The American Rescue Plan Act of 2021 (“ARPA”), which was signed into law last month by President Biden, brought about many changes as part of its $1.9 trillion legislation.  One significant impact of the ARPA was the expansion of eligibility for tax credits to certain governmental employers that voluntarily provide qualifying paid sick and family leave to employees.

Last year, the Families First Coronavirus Response Act (“FFCRA”) required certain employers to provide paid sick and expanded family and medical leave to employees unable to work or telework for specified reasons related to COVID-19 from April 1, 2020 through December 31, 2020.  The FFCRA also provided tax credits for employers to help offset some of the costs associated with providing leave. However, governmental employers, including local school districts, were not eligible for the tax credits. The only limited relief for governmental employers was that, if the employer and employee were otherwise subject to Social Security and Medicare taxes for eligible wages, governmental employers did not need to pay the employer portion of the Social Security tax.

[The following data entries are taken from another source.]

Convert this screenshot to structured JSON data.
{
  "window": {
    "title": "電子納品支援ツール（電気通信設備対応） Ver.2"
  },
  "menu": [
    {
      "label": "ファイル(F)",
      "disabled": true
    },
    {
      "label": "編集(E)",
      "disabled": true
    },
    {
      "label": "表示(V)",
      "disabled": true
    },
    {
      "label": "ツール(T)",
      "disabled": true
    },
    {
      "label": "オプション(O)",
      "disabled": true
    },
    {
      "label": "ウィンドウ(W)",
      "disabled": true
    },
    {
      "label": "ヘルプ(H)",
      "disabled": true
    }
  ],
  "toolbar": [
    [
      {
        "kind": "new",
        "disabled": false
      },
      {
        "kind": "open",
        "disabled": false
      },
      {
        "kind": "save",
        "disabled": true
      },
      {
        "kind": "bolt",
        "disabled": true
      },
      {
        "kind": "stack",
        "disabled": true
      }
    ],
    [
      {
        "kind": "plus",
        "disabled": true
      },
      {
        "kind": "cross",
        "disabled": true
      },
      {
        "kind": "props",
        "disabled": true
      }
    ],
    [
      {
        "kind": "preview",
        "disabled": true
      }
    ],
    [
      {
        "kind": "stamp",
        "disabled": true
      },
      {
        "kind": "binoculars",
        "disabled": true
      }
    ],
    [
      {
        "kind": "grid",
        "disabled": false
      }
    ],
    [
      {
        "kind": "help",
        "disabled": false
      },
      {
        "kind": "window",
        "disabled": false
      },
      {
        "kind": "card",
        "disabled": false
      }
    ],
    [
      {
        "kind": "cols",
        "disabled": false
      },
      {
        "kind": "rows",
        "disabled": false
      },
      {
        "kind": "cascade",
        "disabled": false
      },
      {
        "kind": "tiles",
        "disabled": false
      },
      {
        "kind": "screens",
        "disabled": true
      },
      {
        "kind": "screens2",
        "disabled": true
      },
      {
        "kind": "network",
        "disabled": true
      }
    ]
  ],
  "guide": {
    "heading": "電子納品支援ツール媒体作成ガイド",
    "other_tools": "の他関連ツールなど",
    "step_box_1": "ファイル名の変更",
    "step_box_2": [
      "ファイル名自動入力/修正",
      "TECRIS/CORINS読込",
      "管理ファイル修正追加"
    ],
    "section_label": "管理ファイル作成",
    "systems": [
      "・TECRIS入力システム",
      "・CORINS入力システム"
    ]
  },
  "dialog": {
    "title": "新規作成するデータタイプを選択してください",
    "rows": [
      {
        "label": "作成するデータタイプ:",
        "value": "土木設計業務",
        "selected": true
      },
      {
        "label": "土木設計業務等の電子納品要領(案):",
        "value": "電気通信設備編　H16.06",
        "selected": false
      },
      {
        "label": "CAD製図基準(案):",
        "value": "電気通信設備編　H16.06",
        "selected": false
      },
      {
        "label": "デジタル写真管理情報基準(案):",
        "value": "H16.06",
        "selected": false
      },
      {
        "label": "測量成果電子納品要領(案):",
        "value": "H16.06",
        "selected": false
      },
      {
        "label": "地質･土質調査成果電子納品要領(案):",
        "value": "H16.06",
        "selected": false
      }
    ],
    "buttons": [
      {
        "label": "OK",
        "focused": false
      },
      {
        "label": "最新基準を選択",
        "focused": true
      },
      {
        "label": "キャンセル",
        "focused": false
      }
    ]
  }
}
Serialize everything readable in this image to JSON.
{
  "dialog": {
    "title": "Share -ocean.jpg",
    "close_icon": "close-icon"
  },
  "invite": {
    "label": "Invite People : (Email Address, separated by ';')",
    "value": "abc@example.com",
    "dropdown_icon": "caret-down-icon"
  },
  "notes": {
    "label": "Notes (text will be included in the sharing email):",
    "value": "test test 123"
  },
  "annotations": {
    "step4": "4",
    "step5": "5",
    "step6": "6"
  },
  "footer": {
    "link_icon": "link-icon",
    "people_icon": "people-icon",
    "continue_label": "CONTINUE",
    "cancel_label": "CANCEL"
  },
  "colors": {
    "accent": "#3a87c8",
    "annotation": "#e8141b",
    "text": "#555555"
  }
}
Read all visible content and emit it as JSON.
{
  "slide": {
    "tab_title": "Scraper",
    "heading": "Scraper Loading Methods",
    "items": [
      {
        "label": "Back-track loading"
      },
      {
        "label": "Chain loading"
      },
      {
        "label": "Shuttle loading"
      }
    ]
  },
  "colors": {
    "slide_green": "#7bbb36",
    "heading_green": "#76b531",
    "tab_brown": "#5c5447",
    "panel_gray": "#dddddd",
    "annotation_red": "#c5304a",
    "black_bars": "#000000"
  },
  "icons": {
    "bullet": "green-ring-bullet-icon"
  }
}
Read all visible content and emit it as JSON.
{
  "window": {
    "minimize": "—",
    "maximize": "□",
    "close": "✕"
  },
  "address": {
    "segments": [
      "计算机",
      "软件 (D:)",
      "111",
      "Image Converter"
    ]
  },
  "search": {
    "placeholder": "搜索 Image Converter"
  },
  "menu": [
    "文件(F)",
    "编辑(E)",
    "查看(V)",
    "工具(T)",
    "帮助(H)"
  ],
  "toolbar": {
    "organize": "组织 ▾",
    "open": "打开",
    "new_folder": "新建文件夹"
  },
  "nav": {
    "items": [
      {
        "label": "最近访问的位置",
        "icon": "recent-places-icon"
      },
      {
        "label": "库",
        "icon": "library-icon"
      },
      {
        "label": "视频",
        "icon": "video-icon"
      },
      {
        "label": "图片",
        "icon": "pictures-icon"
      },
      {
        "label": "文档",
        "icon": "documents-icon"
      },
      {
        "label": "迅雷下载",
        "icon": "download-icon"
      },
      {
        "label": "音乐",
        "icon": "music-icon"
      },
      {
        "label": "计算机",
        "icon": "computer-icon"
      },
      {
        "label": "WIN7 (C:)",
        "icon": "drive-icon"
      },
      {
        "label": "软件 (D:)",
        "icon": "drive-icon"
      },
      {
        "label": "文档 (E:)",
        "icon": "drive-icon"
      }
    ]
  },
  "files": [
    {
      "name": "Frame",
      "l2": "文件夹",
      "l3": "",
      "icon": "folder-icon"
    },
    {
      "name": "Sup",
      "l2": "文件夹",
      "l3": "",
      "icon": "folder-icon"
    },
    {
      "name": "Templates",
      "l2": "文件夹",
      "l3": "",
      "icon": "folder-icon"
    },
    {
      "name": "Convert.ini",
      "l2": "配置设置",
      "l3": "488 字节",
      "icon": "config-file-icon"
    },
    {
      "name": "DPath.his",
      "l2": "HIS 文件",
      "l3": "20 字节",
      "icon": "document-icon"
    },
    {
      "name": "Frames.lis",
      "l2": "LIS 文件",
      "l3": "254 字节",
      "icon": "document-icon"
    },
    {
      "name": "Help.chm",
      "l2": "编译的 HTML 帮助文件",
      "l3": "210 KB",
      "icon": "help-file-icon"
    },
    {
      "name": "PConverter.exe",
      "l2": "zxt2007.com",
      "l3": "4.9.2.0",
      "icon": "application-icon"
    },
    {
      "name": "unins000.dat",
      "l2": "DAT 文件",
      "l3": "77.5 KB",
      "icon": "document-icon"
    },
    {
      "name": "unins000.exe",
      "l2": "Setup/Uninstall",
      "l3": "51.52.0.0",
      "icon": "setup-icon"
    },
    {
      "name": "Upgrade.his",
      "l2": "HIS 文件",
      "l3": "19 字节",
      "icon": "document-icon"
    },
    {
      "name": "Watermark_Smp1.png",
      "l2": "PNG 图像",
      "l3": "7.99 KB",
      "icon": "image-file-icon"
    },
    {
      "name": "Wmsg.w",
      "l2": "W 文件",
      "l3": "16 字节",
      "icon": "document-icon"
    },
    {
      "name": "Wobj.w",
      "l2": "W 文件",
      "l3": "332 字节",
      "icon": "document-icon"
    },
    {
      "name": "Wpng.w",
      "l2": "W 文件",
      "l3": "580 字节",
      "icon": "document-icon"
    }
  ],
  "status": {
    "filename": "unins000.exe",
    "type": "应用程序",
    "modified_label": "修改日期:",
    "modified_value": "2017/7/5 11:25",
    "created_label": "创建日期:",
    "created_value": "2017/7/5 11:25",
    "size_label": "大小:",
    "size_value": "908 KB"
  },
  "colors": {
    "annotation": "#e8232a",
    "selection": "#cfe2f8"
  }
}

Earlier this year, under the Consolidated Appropriations Act of 2021, governmental employers, including school districts, were permitted to provide paid leave on a voluntary basis through March 31, 2021. However, school districts were still not eligible for expanded tax credits that were available to small and mid-size private employers.

Under the ARPA, school districts continue to be permitted to provide paid leave on a voluntary basis from April 1, 2021 through September 30, 2021. However, under the ARPA, it appears that additional tax credits are now available to governmental employers (other than the federal government and its agencies and instrumentalities), including school districts.

The good news for state and local governmental employers is that tax credits under the ARPA are allowed against the employer portion of the Medicare tax for wages paid from April 1, 2021 through September 30, 2021. We are monitoring this development and awaiting clarification and guidance from the IRS to address this major change from previous rules.

To take advantage of this benefit, when issuing paid leave payments under the ARPA, if the employer and employee are otherwise subject to Social Security and Medicare taxes, school districts:

  • Must pay the employer portion of the Social Security tax;
  • Must withhold the employee share of the Social Security tax;
  • Must pay the employer share of the Medicare tax;
  • Must withhold the employee share of the Medicare tax; and
  • Must withhold federal income tax.

It is important to note that a school district that provides paid leave payments to its employees before it is required to deposit federal employment taxes with the IRS may keep the amount of federal employment taxes it deposits for that quarter by the amount of paid leave (up to the applicable cap), the employer portion of the Social Security tax and the employer portion of Medicare tax on the qualified wages for that calendar quarter. If the amount of the tax credit for a calendar quarter exceeds the employer portion of the Medicare tax for that quarter, then the excess is treated as an overpayment that can be applied to offset any remaining tax liability (including the employer portion of the Social Security tax) on Form 941 prior to being refunded to the school district. If a school district does not have enough federal employment taxes on deposit to cover the amount of the anticipated credits, it may request an advance by filing Form 7200, Advance Payment of Employer Credits Due to COVID-19.

Furthermore, the ARPA added a nondiscrimination provision restriction. Under this provision, no paid leave tax credits will be allowed if the school district discriminates in favor of highly compensated employees, full-time employees, or employees with more years of service in the school district.

More guidance on these changes is expected from the IRS.

This blog will be updated when more information becomes available.